Magstec has entered into an official agreement to acquire Enotria & Coe, one of the most prominent wine distributors and spiritual drinks in the United Kingdom, stressing its goal to become the “prominent resource of the country for trade”.
The deal combines lucky players in the landscape of wine and spiritual drinks in the UK and represents a prominent moment in the development of specialized drinks sector. Enotria & Coe and Majestic Commercial – the current B2B section in Majestic – will continue to work as independent companies.
ENOTRIA & COE was founded in 1972 by Remo Nardone as Enotria Wines, and has grown to become one of the most respectable distributors of excellent wine and lives in the country. With more than 300 products in its portfolio-including more than 200 of the exclusive agency's conditions-it is considered GUCHO, Rick Stein, Hotel du Vin/Malmaison, Bancone and L'NClume among its clients of blue hospitality.
The company has grown over the past two decades, through the acquisitions such as Wheler Cellars (2008), Great Western Wine (2010, is now trading with Great Wine Co) and COE Vintns (2015).

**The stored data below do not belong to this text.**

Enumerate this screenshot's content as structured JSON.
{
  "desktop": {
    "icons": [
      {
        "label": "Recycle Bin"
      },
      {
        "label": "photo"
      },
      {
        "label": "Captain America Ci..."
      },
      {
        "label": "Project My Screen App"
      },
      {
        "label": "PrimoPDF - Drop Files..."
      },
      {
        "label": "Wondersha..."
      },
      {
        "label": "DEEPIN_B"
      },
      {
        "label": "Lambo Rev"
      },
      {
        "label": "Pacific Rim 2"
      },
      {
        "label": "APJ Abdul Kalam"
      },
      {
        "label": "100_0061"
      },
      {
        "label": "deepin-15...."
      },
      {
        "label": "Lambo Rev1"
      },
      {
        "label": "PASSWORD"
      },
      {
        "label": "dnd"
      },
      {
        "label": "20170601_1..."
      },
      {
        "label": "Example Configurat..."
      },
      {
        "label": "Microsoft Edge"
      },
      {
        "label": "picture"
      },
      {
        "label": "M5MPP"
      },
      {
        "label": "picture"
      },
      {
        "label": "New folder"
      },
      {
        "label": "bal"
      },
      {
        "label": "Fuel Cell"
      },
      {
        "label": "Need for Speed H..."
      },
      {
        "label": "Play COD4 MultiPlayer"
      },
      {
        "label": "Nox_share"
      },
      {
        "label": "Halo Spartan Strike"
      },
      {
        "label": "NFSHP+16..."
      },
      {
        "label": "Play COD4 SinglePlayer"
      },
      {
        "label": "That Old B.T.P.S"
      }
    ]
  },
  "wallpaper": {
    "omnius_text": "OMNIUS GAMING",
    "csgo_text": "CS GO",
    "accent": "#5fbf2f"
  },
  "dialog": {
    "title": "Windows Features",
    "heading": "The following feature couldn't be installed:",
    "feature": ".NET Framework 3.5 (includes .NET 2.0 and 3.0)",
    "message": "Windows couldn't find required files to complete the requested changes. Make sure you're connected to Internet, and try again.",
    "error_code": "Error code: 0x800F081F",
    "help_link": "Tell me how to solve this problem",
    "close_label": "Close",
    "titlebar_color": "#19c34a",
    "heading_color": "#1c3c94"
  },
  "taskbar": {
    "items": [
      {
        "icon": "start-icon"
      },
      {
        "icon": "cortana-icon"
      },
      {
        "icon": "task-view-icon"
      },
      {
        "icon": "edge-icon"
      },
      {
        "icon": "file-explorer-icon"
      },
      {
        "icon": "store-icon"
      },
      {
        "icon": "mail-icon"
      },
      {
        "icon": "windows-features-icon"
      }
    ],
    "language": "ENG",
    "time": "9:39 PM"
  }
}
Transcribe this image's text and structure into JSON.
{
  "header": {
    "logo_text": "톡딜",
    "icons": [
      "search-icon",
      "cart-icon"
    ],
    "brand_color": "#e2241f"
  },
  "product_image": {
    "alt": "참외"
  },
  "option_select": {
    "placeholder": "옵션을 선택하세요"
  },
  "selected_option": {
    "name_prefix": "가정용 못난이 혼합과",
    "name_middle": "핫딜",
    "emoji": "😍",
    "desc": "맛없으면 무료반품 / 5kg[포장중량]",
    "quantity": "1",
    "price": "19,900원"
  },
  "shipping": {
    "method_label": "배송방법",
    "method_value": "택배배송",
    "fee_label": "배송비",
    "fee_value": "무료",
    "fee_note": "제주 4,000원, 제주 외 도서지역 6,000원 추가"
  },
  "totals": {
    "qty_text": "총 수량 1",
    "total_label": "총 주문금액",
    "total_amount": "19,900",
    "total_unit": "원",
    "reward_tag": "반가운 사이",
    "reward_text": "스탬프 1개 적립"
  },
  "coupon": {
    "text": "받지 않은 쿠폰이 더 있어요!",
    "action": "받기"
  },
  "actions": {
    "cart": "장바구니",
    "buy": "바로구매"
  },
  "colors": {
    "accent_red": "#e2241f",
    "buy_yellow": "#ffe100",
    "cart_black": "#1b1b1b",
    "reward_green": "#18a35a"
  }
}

Strategic suitability and cultural alignment
The Majestic acquisition process is expected to enhance its presence in trade, the part in which its commercial division has already registered a double growth for three consecutive years. Added the Enotria & Coe offer, which focuses on focusing, aims to enhance both ability and suggestion-create what Majestic calls “the best and distinct service in its class.”
Although the two entities will be distinguished from the operational point of view, there is an intention to explore the supplementary logistical models to enhance the service for trade. For example, some Enotria & Coe customers can benefit from loyalty via the Majestic retail network at the country level – each of which is equipped with their delivery fleet – while selected majestic commercial accounts may be better provided by the central distribution capabilities of Enotria & Coe. Any such integration will be designed to improve efficiency and support a specially designed service for individual customers.
It is very important that relations with producers are expected to remain unchanged. Both companies will continue to manage their own suppliers independently, while maintaining the current major contacts and protecting the safety of their wallets. The breadth of producers in Enotria & Coe is an essential part of the logical basis for acquisition and will be protected accordingly.
The team is also seen in Enotria & Coe as an integral part of the future of the joint group. Their experience, the depth of commercial knowledge and long -term customer relationships are essential, and the current leadership is expected to remain in effect to help lead the next stage of growth.
John Cole, CEO of Majestic: Commenting:
“We are pleased to enter an official agreement to obtain Enotria & Coe. It is a work that we competed against us and like it for a long time, with a proposal of quality and cultural values that are greatly in line with what we are already doing in a majestic.
Julian Moumen, CEO of Enotria & Coe, added:
“This group is great news of Enotria & Coe colleagues, customers, our business and our aspirations in future growth. From the initial approach and subsequent discussions with Majestic, it was clear to me that there is a lot that we should admire in their business and growth.
Complementary strengths and future investment
Since the Fortress Investment Group collection in December 2019, Majestic has renewed its commercial focus and strategic priority, as the commercial section is now the fastest field of business growth. In 2024, this year, Majestic Commercial was named for trade at the Drinks Business Awards Awards-in recognition of an increasing place in the UK trade.
The acquisition is expected to open new opportunities for investment in technology, individuals and service, with both partners continuing to serve the distinguished customer bases under their current names.
The full details of the agreement remains a completion, which is expected in the coming weeks.